Banana pudding is HUGE down here. No respectable pot luck, picnic, or party lacks a big bowl of banana pudding on the dessert table. We discovered this dixie dessert staple soon after moving. We went out to eat at a nearby restaurant, the Cadillac Ranch. Andrew, who loves bananas, saw banana pudding on the menu and had to try it. I expected "pudding," you know, the kind that restaurants slop out of giant cans or you can make from at box a home. But no, we discovered banana pudding is a bit more interesting in the south. What a treat! And it's so easy to make.
Sadly for Eric, he doesn't like bananas. Not at all. He's feeling somewhat better today. Our biggest concern the past several days has been his high blood pressure, as high as 150/110, and consistently in the 140s/90s. We've spoken to the doctor, and she's not sure why it's so high.

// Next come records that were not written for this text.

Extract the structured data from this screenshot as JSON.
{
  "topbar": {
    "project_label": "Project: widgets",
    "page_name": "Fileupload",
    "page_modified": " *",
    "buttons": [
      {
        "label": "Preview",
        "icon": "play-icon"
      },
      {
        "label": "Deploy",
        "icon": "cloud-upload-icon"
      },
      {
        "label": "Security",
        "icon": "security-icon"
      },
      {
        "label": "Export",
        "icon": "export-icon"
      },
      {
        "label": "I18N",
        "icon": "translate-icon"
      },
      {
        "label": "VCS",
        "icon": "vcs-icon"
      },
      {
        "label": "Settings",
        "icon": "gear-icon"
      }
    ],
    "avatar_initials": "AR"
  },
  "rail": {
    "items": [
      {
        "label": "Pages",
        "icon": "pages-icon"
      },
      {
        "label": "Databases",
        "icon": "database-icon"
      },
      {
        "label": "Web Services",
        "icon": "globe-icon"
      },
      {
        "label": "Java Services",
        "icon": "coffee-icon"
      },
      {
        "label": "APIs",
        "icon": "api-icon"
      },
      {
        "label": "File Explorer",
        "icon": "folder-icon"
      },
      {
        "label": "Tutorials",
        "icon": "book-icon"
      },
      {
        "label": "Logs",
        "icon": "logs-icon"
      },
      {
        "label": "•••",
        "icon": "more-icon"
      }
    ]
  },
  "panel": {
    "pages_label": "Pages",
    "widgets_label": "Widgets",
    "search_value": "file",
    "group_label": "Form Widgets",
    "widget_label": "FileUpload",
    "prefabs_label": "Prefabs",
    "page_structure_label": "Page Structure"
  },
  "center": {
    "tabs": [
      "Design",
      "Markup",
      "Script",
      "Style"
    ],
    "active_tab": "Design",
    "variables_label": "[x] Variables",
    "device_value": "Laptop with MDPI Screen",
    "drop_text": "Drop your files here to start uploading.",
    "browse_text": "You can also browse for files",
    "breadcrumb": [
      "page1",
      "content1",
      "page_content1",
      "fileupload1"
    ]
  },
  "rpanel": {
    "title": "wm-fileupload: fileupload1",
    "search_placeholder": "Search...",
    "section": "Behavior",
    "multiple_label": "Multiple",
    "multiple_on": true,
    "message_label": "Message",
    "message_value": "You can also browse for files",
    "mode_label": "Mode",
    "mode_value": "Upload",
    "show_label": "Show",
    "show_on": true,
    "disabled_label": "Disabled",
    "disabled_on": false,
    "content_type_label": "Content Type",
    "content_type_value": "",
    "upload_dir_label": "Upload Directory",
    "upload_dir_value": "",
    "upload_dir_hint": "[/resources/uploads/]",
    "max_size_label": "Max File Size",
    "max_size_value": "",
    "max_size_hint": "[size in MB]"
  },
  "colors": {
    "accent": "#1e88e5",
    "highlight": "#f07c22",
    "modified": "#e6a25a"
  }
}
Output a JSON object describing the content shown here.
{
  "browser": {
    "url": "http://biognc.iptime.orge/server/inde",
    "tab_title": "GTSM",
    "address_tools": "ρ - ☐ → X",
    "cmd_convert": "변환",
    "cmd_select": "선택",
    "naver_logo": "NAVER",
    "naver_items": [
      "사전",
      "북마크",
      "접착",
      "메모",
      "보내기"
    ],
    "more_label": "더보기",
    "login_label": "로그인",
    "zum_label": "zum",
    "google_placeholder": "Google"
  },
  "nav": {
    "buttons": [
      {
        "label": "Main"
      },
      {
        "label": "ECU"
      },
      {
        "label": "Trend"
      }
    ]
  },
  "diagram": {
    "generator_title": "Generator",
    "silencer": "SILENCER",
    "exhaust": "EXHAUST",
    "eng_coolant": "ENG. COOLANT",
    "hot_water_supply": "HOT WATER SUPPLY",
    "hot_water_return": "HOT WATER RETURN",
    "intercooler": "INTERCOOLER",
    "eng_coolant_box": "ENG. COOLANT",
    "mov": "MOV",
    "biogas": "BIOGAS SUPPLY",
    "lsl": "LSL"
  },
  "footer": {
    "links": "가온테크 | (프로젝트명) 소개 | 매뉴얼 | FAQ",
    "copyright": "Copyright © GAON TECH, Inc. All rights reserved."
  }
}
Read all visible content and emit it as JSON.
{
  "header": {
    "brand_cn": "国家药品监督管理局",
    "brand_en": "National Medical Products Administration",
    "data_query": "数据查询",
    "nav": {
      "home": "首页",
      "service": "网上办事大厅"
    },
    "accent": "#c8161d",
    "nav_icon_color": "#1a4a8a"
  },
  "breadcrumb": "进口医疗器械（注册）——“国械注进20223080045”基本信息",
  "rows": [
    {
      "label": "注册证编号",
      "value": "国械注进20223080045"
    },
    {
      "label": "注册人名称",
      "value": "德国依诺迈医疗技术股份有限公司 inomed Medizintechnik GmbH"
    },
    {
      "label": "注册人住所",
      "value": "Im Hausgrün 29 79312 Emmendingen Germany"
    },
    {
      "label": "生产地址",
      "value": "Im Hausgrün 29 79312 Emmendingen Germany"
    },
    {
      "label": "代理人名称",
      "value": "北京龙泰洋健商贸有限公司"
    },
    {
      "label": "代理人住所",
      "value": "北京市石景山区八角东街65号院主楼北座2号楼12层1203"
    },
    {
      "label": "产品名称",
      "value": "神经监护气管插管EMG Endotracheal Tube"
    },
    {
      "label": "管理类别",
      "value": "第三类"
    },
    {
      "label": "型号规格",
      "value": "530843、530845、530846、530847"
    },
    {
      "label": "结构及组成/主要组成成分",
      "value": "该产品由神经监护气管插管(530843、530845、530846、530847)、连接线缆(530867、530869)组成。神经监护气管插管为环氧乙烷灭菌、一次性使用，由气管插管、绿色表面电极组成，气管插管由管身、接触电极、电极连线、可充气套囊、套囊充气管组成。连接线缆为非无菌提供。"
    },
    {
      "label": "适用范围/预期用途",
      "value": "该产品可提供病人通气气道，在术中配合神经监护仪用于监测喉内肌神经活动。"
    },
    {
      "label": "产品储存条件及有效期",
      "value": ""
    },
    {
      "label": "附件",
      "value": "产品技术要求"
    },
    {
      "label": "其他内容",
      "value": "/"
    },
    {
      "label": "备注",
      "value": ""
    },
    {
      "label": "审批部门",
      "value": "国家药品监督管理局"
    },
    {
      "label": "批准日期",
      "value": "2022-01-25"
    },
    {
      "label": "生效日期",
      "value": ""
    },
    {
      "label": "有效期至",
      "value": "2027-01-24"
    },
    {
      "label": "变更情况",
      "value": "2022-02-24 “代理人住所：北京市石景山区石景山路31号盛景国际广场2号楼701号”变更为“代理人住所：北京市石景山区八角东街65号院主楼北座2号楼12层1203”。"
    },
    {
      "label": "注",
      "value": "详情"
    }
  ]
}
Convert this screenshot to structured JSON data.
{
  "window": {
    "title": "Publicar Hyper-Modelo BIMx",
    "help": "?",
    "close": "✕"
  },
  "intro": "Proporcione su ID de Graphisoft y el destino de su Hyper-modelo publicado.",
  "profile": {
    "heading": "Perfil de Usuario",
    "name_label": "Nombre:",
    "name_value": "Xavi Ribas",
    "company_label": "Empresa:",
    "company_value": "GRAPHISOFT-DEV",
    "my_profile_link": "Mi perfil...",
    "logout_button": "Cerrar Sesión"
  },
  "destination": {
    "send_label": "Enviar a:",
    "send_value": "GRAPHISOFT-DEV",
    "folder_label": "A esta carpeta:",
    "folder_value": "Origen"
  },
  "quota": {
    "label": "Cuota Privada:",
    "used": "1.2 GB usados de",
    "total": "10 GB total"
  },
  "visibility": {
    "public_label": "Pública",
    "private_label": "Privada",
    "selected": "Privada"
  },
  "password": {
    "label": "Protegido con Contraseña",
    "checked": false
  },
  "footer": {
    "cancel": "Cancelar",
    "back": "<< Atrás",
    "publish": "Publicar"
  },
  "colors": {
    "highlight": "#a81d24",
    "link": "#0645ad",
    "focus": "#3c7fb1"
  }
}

A friend of mine gave me this recipe.
2 pkgs instant vanilla pudding
1 cup sour cream
1 container Cool Whip
1 box vanilla wafers
Thinly slice bananas into a bowl and lightly sprinkle with a little lemon juice.
In another bowl, mix pudding as directed on box.
Add 1 cup each of sour cream and Cool Whip to the pudding.
Break 3/4 box of vanilla wafers in half.
Layer ingredients into pudding dish in this order:
broken vanilla wafers
remaining Cool Whip
Arrrange remaining vanilla wafers on top.